- The Washington Times - Thursday, June 3, 2004

Marc Tong is opening residential pools for the summer season all over the Washington area this week.

At this time of year, Mr. Tong, 50, is the man in demand from Pool Service Co., an Arlington pool-maintenance shop. He and his helper, Mike O’Donnell, pack up their equipment for the day in a large, blue van sporting the company’s frog logo and head to their first assignment.

They first drive to Poolesville, where Mr. Tong is getting a 10-foot-deep pool ready for homeowner Austin Kiplinger.

He has been working on the pool since he was a teenager. Mr. Tong’s summer job in his teens has developed into a 35-year career in the pool-service industry.

“It was a summertime job that got way outta hand,” Mr. Tong laughingly said.

He worked with Pool Service once before in the 1980s before moving on to commercial pool service for customers such as water parks, hotels and apartment complexes.

He came back to working on home pools because he likes Pool Service and prefers the simplicity of backyard pools.

“Lazy river and waterfall features are tricky, but that seems to be where the regular pool is heading. People are spending more time and money in the back yard,” he said.

Normally, Mr. Tong checks back at a residential pool during the winter months after he closes it to make sure the water has the right balance of chemicals.

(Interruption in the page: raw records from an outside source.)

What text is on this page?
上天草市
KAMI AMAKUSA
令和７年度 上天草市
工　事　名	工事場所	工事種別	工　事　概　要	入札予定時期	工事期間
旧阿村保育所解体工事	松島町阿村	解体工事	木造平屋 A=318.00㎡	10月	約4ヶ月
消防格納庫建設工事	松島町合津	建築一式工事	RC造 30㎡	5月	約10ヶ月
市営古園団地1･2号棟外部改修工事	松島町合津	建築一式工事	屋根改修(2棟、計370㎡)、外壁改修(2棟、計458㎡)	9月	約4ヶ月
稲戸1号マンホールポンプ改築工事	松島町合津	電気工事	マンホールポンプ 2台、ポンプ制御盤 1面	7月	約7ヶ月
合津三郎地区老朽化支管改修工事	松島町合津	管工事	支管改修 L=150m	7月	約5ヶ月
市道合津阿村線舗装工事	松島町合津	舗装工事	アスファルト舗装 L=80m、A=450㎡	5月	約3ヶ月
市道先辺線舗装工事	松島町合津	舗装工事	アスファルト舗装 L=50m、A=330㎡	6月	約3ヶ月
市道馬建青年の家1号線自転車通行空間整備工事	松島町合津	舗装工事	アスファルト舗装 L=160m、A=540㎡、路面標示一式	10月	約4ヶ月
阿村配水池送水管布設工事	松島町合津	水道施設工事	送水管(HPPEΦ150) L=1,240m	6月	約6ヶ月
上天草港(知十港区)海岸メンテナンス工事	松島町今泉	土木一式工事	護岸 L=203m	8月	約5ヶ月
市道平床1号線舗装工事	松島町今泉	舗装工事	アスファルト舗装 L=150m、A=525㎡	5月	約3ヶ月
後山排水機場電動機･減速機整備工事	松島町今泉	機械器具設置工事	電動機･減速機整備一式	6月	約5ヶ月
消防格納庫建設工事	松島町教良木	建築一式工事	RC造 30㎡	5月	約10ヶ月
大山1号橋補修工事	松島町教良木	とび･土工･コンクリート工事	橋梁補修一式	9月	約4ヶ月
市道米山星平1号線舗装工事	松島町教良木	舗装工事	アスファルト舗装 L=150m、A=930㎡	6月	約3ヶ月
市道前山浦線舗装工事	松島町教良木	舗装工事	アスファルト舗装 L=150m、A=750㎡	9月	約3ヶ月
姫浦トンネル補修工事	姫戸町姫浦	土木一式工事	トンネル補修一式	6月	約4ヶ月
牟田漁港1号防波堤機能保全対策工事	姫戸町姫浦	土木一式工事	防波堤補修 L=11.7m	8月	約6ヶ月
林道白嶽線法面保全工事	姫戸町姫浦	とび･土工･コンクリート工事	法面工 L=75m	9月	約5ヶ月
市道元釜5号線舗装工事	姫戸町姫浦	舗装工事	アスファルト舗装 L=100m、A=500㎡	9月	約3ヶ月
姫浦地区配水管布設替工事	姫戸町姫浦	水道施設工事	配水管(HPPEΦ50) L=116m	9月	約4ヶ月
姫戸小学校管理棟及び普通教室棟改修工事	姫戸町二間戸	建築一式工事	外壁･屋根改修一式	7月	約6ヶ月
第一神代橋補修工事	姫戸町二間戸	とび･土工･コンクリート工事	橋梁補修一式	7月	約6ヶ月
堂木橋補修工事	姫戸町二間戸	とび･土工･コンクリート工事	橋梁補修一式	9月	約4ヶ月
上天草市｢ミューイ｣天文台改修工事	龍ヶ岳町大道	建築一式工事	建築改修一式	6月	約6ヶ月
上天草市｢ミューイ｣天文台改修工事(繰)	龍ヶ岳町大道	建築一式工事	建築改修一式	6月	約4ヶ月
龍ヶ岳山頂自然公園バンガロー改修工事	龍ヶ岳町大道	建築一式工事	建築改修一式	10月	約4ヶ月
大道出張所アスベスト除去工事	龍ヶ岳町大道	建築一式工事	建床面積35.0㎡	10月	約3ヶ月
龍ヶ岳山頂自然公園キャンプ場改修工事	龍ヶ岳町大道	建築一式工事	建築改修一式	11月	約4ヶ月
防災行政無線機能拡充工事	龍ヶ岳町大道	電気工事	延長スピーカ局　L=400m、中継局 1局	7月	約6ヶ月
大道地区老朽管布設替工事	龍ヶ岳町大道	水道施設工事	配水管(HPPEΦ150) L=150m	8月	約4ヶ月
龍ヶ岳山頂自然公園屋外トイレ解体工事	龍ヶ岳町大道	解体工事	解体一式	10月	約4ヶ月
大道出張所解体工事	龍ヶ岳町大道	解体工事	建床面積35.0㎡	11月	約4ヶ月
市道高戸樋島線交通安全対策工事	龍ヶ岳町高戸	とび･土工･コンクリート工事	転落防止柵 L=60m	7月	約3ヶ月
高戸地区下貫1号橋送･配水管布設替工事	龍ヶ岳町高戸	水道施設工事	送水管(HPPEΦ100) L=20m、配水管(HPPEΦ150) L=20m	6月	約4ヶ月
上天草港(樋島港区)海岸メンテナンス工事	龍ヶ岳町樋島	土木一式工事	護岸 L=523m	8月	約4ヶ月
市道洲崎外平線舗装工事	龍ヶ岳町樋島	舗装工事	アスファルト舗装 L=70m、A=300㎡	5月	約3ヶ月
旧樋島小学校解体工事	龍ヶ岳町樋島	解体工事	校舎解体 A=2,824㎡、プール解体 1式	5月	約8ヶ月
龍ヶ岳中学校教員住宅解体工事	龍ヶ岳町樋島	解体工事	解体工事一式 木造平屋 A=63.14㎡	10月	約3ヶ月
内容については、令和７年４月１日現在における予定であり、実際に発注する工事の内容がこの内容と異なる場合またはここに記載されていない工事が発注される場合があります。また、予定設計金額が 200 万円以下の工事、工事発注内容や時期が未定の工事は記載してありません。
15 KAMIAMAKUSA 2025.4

Mr. Tong and Mr. O’Donnell first clean off the mesh tarp covering the pool and the deck at the spacious farm estate called Montevideo.

Mr. Tong takes a leaf blower and starts clearing away debris, leaves and twigs scattered everywhere. He laughs when he is done, swatting the five or six cicadas that have settled onto his back.

“They think I’m a large cicada” because of the leaf blower’s noise, he said.

After the area is cleaned, Mr. Tong and Mr. O’Donnell take the pins out of the ground that hold the mesh tarp in place and pull it back to reveal a full swimming pool with murky green water.

“It’s actually not that bad. The water is clear to the bottom, so all this really needs is a superchlorination, filtering and vacuuming,” Mr. Tong said.

Rather than drain the pool, Mr. Tong plans on treating the water with chemicals to make it safe swimming water. A pool can conserve its water for five to eight years before it has to be drained, he explained.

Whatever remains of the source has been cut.